2. Pierre Foglia (La Presse) 

Ukraine 101

Mettons que lors du référendum de 1980, le Québec aurait répondu oui à la question : donnez-vous au gouvernement du Québec le mandat de négocier sa souveraineté avec le reste du Canada? C'était à peu près la question posée.
        Mettons que les Québécois auraient dit oui à des négociations. On imagine que ces négociations auraient pris des années avant d'aboutir et que le Québec aurait obtenu sa souveraineté effective à peu près en même temps que l'Ukraine.

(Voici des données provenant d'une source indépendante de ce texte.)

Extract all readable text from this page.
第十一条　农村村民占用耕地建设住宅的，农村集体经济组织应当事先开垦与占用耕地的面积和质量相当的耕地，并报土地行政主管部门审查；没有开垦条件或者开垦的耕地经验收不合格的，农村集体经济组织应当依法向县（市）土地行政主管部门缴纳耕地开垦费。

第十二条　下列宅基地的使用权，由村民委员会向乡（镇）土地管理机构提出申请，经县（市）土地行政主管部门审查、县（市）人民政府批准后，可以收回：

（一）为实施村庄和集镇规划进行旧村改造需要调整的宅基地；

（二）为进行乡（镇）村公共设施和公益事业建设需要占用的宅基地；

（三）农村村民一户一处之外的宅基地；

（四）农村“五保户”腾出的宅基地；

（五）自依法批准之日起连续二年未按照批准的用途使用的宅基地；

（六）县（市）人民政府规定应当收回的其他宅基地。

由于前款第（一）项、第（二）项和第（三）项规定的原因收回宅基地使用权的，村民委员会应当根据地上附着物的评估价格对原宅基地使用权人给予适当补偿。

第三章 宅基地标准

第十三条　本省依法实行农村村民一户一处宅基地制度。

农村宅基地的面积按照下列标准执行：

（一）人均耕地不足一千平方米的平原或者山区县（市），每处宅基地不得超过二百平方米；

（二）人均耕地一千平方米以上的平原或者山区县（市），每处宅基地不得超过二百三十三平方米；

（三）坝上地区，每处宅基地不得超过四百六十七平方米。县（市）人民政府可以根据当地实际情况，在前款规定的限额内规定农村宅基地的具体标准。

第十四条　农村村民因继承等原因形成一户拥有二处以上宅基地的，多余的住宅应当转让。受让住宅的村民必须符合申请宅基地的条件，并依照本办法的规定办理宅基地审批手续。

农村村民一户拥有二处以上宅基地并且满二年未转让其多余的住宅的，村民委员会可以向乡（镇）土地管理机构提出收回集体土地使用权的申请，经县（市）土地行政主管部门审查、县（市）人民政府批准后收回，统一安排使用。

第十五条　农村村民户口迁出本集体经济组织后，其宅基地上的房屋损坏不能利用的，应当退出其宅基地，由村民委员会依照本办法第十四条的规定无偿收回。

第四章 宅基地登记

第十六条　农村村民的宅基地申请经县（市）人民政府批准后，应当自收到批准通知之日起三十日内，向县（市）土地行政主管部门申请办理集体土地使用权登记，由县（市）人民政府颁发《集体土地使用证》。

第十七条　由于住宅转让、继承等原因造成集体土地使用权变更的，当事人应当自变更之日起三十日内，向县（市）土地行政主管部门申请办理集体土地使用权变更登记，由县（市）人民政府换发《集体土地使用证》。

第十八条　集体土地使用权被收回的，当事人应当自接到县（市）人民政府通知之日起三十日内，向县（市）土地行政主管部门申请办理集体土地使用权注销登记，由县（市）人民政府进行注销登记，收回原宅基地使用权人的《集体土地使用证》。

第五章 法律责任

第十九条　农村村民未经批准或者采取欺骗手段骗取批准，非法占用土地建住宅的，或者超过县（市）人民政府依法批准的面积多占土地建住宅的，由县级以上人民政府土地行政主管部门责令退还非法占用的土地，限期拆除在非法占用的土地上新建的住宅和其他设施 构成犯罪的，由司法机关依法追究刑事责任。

        Voilà le Québec indépendant en 1991, mené, comme avant qu'il soit indépendant, par des premiers ministres tantôt libéraux, tantôt péquistes, les uns comme les autres entretenant des rapports étroits avec le Canada, et les uns comme les autres scrupuleusement respectueux des garanties données à la minorité anglophone de la province - minorité, on peut le comprendre, toujours inquiète.
       Arrive une sorte de printemps érable comme celui que Montréal a connu en 2012. Des jeunes montent au créneau, dont quelques exaltés plus nationalistes que les autres qui brandissent la fleur de lys plus haut que les autres, le gouvernement libéral de l'époque est renversé, un gouvernement provisoire est mis en place en attendant de prochaines élections.
       Leur anxiété exacerbée par le printemps érable et les quelques exaltés qui réclament une «vraie» indépendance, voilà nos anglos au bord de la crise de nerfs. Ils se tournent vers Ottawa, et Harper se fait un plaisir d'envoyer l'armée canadienne en Crimée. S'cusez, je veux dire en Outaouais.
       Est-ce plus clair comme ça, pour vous, maintenant, l'Ukraine?
       Ne me remerciez pas, j'ai la pédagogie dans le sang.